Here's where I'm having a problem; This works great on my local machine running in the dev environment. As soon as I deploy to staging I start getting error emails saying the channel used to connect to the service can't be closed because it's in a "faulted state".
Question:
What's different about Azure vs. Dev environment that is causing this?
How can I fix or workaround the problem?
Does anyone have any general advice on how I should go about obtaining a more descriptive error... do I have to enable full wcf diagnostics in Azure to get this, or is there some other way I can get at the exception details?
Follow-Up:
Via remote desktop i've learned several interesting things:
Non-HTTP Activation isn't installed by default on Azure WebRoles. I believe this can be overcome via a startup script:
start /w pkgmgr /iu:WCF-NonHTTP-Activation;
The website created in IIS by the web role doesn't have the net.tcp protocol enabled by default. I also believe this can be overcome with a startup script:
%systemroot%\system32\inetsrv\appcmd.exe set app "Website Name Here" /enabledProtocols:https,http,net.tcp
I haven't had time to take this all the way, as deadlines have forced me to implement some workarounds temporarily.
Some useful links related to this topic:
http://msdn.microsoft.com/en-us/magazine/cc163357.aspx
http://forums.iis.net/t/1160443.aspx
http://msdn.microsoft.com/en-us/library/ms731053.aspx
http://labs.episerver.com/en/Blogs/Paul-Smith/Dates/2008/6/Hosting-non-HTTP-based-WCF-applications-in-IIS7/
UPDATE (6/27/2011):
Amazingly, someone at Microsoft (whose blog I commented on) actually got me an answer on this.
The Azure & WCF teams updated this post:
http://blogs.msdn.com/b/windowsazure/archive/2011/06/27/hosting-services-with-was-and-iis-on-windows-azure.aspx
The link contains all of the information you need to get going with this.
And a HUGE thanks goes to Yavor Georgiev, the MSFT PM with the win.
It's been quite a while since I've asked the question, and no answers, so let me leave this:
Per my follow-ups in the post, there are ways of making this work... but they are complicated and difficult to implement.
For WORKER ROLES, netTcpBinding works perfectly.

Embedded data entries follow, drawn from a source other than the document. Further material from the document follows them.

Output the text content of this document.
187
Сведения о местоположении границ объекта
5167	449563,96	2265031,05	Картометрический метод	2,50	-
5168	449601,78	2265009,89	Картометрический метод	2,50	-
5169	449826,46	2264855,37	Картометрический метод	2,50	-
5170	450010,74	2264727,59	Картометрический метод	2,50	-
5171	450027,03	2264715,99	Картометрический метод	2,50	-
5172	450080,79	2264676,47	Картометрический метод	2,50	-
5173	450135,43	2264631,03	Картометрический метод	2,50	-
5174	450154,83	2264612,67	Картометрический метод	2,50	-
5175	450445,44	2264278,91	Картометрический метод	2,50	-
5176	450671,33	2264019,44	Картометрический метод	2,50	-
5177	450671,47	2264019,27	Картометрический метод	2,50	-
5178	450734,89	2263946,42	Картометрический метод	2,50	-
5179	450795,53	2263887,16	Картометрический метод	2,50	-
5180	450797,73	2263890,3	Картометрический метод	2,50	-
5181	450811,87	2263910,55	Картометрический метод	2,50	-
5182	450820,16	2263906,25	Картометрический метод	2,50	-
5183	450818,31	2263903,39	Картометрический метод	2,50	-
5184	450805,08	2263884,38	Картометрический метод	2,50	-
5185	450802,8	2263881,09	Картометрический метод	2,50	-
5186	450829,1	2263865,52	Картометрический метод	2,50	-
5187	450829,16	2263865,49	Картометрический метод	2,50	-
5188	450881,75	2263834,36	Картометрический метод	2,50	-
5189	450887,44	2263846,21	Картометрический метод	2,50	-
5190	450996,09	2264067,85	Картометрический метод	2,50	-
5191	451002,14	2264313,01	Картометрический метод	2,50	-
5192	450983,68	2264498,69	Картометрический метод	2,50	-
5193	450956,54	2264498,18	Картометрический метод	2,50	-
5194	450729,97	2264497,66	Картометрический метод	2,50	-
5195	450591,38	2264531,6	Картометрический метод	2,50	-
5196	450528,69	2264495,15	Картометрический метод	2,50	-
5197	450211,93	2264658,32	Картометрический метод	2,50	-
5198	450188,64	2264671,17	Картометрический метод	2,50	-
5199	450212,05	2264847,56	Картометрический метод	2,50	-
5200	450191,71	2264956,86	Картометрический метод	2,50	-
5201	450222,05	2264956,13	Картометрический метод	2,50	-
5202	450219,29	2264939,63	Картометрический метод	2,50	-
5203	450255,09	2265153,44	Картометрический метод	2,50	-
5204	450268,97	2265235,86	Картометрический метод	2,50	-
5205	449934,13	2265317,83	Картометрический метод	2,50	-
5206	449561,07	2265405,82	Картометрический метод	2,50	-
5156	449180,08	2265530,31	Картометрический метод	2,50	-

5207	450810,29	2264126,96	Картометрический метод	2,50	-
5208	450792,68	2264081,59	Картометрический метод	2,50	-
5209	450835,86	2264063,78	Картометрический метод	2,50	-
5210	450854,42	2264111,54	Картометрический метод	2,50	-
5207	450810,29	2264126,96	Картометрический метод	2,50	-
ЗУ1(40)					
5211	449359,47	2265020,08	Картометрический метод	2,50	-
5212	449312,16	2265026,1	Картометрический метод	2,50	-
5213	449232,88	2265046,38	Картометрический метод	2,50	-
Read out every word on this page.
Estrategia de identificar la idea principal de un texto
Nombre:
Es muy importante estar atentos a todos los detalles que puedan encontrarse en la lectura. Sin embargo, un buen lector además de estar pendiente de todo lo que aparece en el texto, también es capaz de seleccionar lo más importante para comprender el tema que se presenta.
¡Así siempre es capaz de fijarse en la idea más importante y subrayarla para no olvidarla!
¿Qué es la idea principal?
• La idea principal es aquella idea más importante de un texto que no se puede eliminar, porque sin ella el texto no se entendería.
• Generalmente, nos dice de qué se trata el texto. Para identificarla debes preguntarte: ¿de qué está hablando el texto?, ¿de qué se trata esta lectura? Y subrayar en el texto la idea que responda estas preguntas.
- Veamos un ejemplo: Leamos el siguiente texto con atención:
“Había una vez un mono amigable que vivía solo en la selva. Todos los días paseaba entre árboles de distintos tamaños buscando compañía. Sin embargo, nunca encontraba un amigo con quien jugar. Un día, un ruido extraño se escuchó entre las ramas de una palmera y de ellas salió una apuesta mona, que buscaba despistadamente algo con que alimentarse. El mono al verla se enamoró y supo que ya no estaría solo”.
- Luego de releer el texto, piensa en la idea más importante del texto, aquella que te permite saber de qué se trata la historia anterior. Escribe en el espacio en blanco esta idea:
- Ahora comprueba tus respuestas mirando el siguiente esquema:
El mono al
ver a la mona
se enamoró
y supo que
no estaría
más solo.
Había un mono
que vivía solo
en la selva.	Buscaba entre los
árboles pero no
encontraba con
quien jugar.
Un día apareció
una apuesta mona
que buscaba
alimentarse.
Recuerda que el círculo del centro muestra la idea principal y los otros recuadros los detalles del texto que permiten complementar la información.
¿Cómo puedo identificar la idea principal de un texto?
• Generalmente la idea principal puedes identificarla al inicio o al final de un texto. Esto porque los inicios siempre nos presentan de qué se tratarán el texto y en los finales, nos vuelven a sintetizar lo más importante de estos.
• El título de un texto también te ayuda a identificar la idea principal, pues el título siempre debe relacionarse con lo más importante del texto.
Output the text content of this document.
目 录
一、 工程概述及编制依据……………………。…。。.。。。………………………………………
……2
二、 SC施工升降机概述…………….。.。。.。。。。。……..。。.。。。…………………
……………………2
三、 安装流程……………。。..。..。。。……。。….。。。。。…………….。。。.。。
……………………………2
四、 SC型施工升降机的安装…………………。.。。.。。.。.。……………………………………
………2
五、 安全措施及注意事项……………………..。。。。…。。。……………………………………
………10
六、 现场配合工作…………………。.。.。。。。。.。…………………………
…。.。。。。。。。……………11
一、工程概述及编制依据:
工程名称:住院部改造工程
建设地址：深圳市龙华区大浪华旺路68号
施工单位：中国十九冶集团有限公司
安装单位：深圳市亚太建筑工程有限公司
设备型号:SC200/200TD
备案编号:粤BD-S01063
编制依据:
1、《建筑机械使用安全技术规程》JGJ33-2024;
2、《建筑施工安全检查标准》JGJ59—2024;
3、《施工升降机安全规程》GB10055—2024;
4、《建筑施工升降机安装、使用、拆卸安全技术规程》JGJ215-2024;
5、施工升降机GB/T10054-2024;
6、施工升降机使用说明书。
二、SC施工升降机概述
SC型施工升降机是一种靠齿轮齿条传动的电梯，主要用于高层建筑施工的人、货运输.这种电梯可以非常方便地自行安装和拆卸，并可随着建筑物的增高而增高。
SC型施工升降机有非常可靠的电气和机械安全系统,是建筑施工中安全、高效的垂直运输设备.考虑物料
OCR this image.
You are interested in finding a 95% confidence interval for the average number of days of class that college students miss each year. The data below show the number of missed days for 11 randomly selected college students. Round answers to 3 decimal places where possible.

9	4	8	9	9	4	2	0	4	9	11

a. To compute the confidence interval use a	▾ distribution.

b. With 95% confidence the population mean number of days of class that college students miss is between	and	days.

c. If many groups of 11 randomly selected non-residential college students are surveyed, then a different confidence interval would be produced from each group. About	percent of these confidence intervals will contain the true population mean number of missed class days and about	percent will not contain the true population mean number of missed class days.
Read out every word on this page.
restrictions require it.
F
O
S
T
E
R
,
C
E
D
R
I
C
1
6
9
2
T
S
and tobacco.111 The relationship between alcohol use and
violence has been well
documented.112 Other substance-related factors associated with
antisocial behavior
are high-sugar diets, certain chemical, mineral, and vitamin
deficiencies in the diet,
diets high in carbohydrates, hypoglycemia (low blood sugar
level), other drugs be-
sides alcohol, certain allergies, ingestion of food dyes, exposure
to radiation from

No issues here. Go ahead and use it.
For WEB ROLES, you've got problems.But netTcpBinding is what you need to use for exposing internal endpoints. What to do?
Well, here's what I did:
Start netTcpBinding service in your RoleEntryPoint using ServiceHost.
Create standard WCF service in your web role using SOAP / JSON / Whatever you want.
When you receive requests through your netTcpBinding, proxy them along to the WCF service on the loopback adapter.
Properly secure your "internal" WCF service with SSL client certs.
It's not perfect... but it works, and it's not terrible.
I suspect that needing to do this kind of thing isn't super common, and I really can't think of any reason why you'd need to other than to dynamically modify settings at runtime... which means you're not slamming these services like crazy.
Obviously, YMMV.
I had a miserable time getting HTTP working between instances in staging, and gave up when it looked like I needed to mess around with netsh to give my processes permission to listen via an HttpListener (sheesh!). So I switched to TCP via sockets. HTTP just adds overhead in a point-to-point communication scenario like this.